US flag Official website of the Department of Homeland Security

How is CBP engaging stakeholders to solicit feedback?

How is CBP engaging stakeholders to solicit feedback?

Throughout the planning for fence projects, CBP has actively engaged stakeholders including Federal and State regulatory agencies, non-governmental organizations (NGOs) and the general public.

Prior to the April 2008 waiver, CBP held numerous public open houses seeking comments from the public and CBP received and addressed hundreds of comments on the draft Environmental Assessments and Environmental Impact Statements. Since the inception of the fence construction projects, CBP has:

  • Contacted nearly 600 different landowners.
  • Held 15 Public Open House meetings that have been advertised to the public.
  • Hosted 20 Town Hall meetings – which were advertised to the public and provided an opportunity for dialogue – along the Southwest Border.
  • Held more than 80 meetings with public groups in addition to the Town Halls.
  • Held more than 200 separate meetings with a range of State, local, and Tribal officials.

After the waiver, CBP continued to reach out to stakeholders regarding plans for tactical infrastructure. CBP held additional public open houses for the vehicle fence programs in Arizona and New Mexico. In addition, CBP worked closely with State and Federal resource agencies and land owners on the specific designs and locations of the fence and made numerous accommodations to meet stakeholder concerns.
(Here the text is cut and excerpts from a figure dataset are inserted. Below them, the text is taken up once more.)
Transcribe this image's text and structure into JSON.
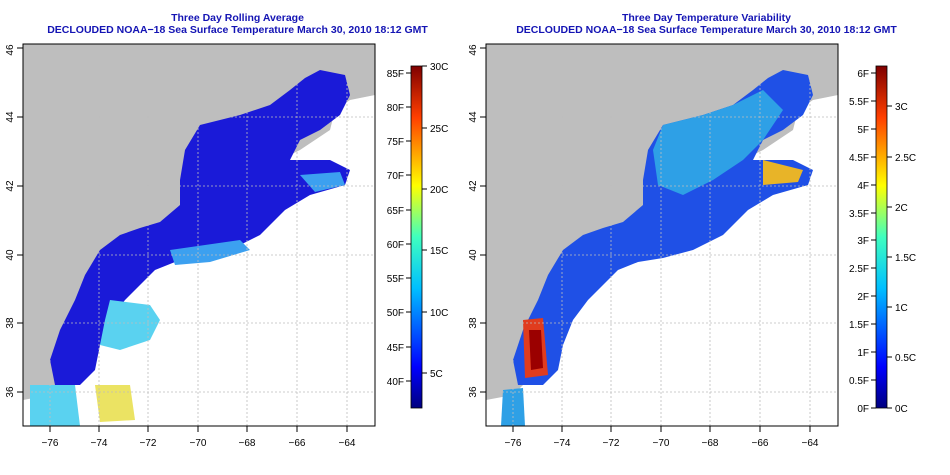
{
  "left_panel": {
    "title": "Three Day Rolling Average",
    "subtitle": "DECLOUDED NOAA−18 Sea Surface Temperature March 30, 2010 18:12 GMT",
    "colorbar_left_labels": [
      "40F",
      "45F",
      "50F",
      "55F",
      "60F",
      "65F",
      "70F",
      "75F",
      "80F",
      "85F"
    ],
    "colorbar_right_labels": [
      "5C",
      "10C",
      "15C",
      "20C",
      "25C",
      "30C"
    ]
  },
  "right_panel": {
    "title": "Three Day Temperature Variability",
    "subtitle": "DECLOUDED NOAA−18 Sea Surface Temperature March 30, 2010 18:12 GMT",
    "colorbar_left_labels": [
      "0F",
      "0.5F",
      "1F",
      "1.5F",
      "2F",
      "2.5F",
      "3F",
      "3.5F",
      "4F",
      "4.5F",
      "5F",
      "5.5F",
      "6F"
    ],
    "colorbar_right_labels": [
      "0C",
      "0.5C",
      "1C",
      "1.5C",
      "2C",
      "2.5C",
      "3C"
    ]
  },
  "axes": {
    "lon_labels": [
      "−76",
      "−74",
      "−72",
      "−70",
      "−68",
      "−66",
      "−64"
    ],
    "lat_labels": [
      "36",
      "38",
      "40",
      "42",
      "44",
      "46"
    ]
  },
  "colors": {
    "title": "#1414b4",
    "land": "#bebebe",
    "grid": "#bdbdbd",
    "sst_cold": "#1a1ad8",
    "sst_warm": "#3cc8f0"
  }
}
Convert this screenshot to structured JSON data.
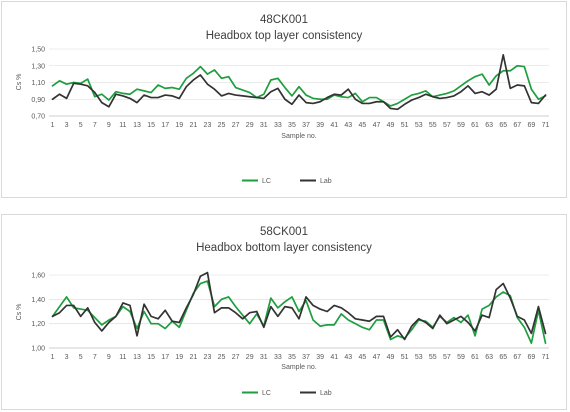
{
  "chart_data": [
    {
      "type": "line",
      "title": "48CK001",
      "subtitle": "Headbox top layer consistency",
      "xlabel": "Sample no.",
      "ylabel": "Cs %",
      "ylim": [
        0.7,
        1.5
      ],
      "yticks": [
        "0,70",
        "0,90",
        "1,10",
        "1,30",
        "1,50"
      ],
      "grid": true,
      "legend": "bottom",
      "x": [
        1,
        2,
        3,
        4,
        5,
        6,
        7,
        8,
        9,
        10,
        11,
        12,
        13,
        14,
        15,
        16,
        17,
        18,
        19,
        20,
        21,
        22,
        23,
        24,
        25,
        26,
        27,
        28,
        29,
        30,
        31,
        32,
        33,
        34,
        35,
        36,
        37,
        38,
        39,
        40,
        41,
        42,
        43,
        44,
        45,
        46,
        47,
        48,
        49,
        50,
        51,
        52,
        53,
        54,
        55,
        56,
        57,
        58,
        59,
        60,
        61,
        62,
        63,
        64,
        65,
        66,
        67,
        68,
        69,
        70,
        71
      ],
      "xtick_labels": [
        "1",
        "3",
        "5",
        "7",
        "9",
        "11",
        "13",
        "15",
        "17",
        "19",
        "21",
        "23",
        "25",
        "27",
        "29",
        "31",
        "33",
        "35",
        "37",
        "39",
        "41",
        "43",
        "45",
        "47",
        "49",
        "51",
        "53",
        "55",
        "57",
        "59",
        "61",
        "63",
        "65",
        "67",
        "69",
        "71"
      ],
      "series": [
        {
          "name": "LC",
          "color": "#1e9e3e",
          "values": [
            1.06,
            1.12,
            1.08,
            1.1,
            1.09,
            1.14,
            0.93,
            0.96,
            0.89,
            0.99,
            0.97,
            0.96,
            1.02,
            1.0,
            0.98,
            1.07,
            1.03,
            1.04,
            1.02,
            1.15,
            1.21,
            1.29,
            1.2,
            1.25,
            1.15,
            1.17,
            1.04,
            1.01,
            0.98,
            0.92,
            0.96,
            1.13,
            1.15,
            1.04,
            0.94,
            1.05,
            0.95,
            0.91,
            0.9,
            0.9,
            0.95,
            0.93,
            0.92,
            0.97,
            0.87,
            0.92,
            0.92,
            0.87,
            0.82,
            0.85,
            0.9,
            0.95,
            0.97,
            1.0,
            0.93,
            0.95,
            0.97,
            1.0,
            1.06,
            1.12,
            1.17,
            1.2,
            1.07,
            1.18,
            1.24,
            1.24,
            1.3,
            1.29,
            1.02,
            0.9,
            0.94
          ]
        },
        {
          "name": "Lab",
          "color": "#333333",
          "values": [
            0.9,
            0.96,
            0.91,
            1.09,
            1.08,
            1.06,
            0.98,
            0.86,
            0.81,
            0.96,
            0.94,
            0.91,
            0.86,
            0.95,
            0.92,
            0.92,
            0.95,
            0.94,
            0.91,
            1.05,
            1.13,
            1.19,
            1.08,
            1.02,
            0.94,
            0.97,
            0.95,
            0.94,
            0.93,
            0.92,
            0.91,
            0.99,
            1.03,
            0.9,
            0.84,
            0.95,
            0.86,
            0.85,
            0.87,
            0.92,
            0.96,
            0.95,
            1.02,
            0.9,
            0.85,
            0.85,
            0.87,
            0.87,
            0.79,
            0.78,
            0.84,
            0.89,
            0.92,
            0.96,
            0.93,
            0.91,
            0.92,
            0.94,
            0.99,
            1.06,
            0.97,
            0.99,
            0.95,
            1.02,
            1.43,
            1.03,
            1.07,
            1.06,
            0.86,
            0.85,
            0.95
          ]
        }
      ]
    },
    {
      "type": "line",
      "title": "58CK001",
      "subtitle": "Headbox bottom layer consistency",
      "xlabel": "Sample no.",
      "ylabel": "Cs %",
      "ylim": [
        1.0,
        1.6
      ],
      "yticks": [
        "1,00",
        "1,20",
        "1,40",
        "1,60"
      ],
      "grid": true,
      "legend": "bottom",
      "x": [
        1,
        2,
        3,
        4,
        5,
        6,
        7,
        8,
        9,
        10,
        11,
        12,
        13,
        14,
        15,
        16,
        17,
        18,
        19,
        20,
        21,
        22,
        23,
        24,
        25,
        26,
        27,
        28,
        29,
        30,
        31,
        32,
        33,
        34,
        35,
        36,
        37,
        38,
        39,
        40,
        41,
        42,
        43,
        44,
        45,
        46,
        47,
        48,
        49,
        50,
        51,
        52,
        53,
        54,
        55,
        56,
        57,
        58,
        59,
        60,
        61,
        62,
        63,
        64,
        65,
        66,
        67,
        68,
        69,
        70,
        71
      ],
      "xtick_labels": [
        "1",
        "3",
        "5",
        "7",
        "9",
        "11",
        "13",
        "15",
        "17",
        "19",
        "21",
        "23",
        "25",
        "27",
        "29",
        "31",
        "33",
        "35",
        "37",
        "39",
        "41",
        "43",
        "45",
        "47",
        "49",
        "51",
        "53",
        "55",
        "57",
        "59",
        "61",
        "63",
        "65",
        "67",
        "69",
        "71"
      ],
      "series": [
        {
          "name": "LC",
          "color": "#1e9e3e",
          "values": [
            1.26,
            1.34,
            1.42,
            1.33,
            1.32,
            1.31,
            1.25,
            1.19,
            1.23,
            1.26,
            1.34,
            1.3,
            1.16,
            1.3,
            1.2,
            1.2,
            1.16,
            1.22,
            1.17,
            1.31,
            1.45,
            1.53,
            1.55,
            1.34,
            1.4,
            1.42,
            1.34,
            1.27,
            1.2,
            1.28,
            1.18,
            1.41,
            1.33,
            1.38,
            1.42,
            1.3,
            1.39,
            1.23,
            1.18,
            1.19,
            1.19,
            1.28,
            1.23,
            1.2,
            1.17,
            1.15,
            1.23,
            1.23,
            1.07,
            1.1,
            1.08,
            1.15,
            1.23,
            1.22,
            1.17,
            1.26,
            1.21,
            1.25,
            1.21,
            1.27,
            1.1,
            1.32,
            1.35,
            1.42,
            1.46,
            1.43,
            1.25,
            1.17,
            1.04,
            1.31,
            1.04
          ]
        },
        {
          "name": "Lab",
          "color": "#333333",
          "values": [
            1.26,
            1.29,
            1.35,
            1.35,
            1.26,
            1.33,
            1.21,
            1.14,
            1.21,
            1.26,
            1.37,
            1.35,
            1.1,
            1.36,
            1.26,
            1.24,
            1.31,
            1.22,
            1.21,
            1.33,
            1.44,
            1.59,
            1.62,
            1.29,
            1.33,
            1.33,
            1.29,
            1.24,
            1.29,
            1.3,
            1.17,
            1.34,
            1.26,
            1.34,
            1.33,
            1.24,
            1.42,
            1.35,
            1.32,
            1.3,
            1.35,
            1.33,
            1.29,
            1.24,
            1.23,
            1.22,
            1.26,
            1.26,
            1.09,
            1.15,
            1.07,
            1.18,
            1.24,
            1.21,
            1.16,
            1.27,
            1.2,
            1.23,
            1.26,
            1.21,
            1.14,
            1.27,
            1.25,
            1.48,
            1.53,
            1.41,
            1.26,
            1.23,
            1.12,
            1.34,
            1.12
          ]
        }
      ]
    }
  ]
}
For example, ranchers in New Mexico were concerned that the fence would keep cattle from moving north and south. But resource agencies were concerned that deer could still jump the fence to move north and south. CBP worked closely with both groups to design special “deer panels” that were specially constructed and installed in specific locations chosen by resource agencies to meet the needs of both groups.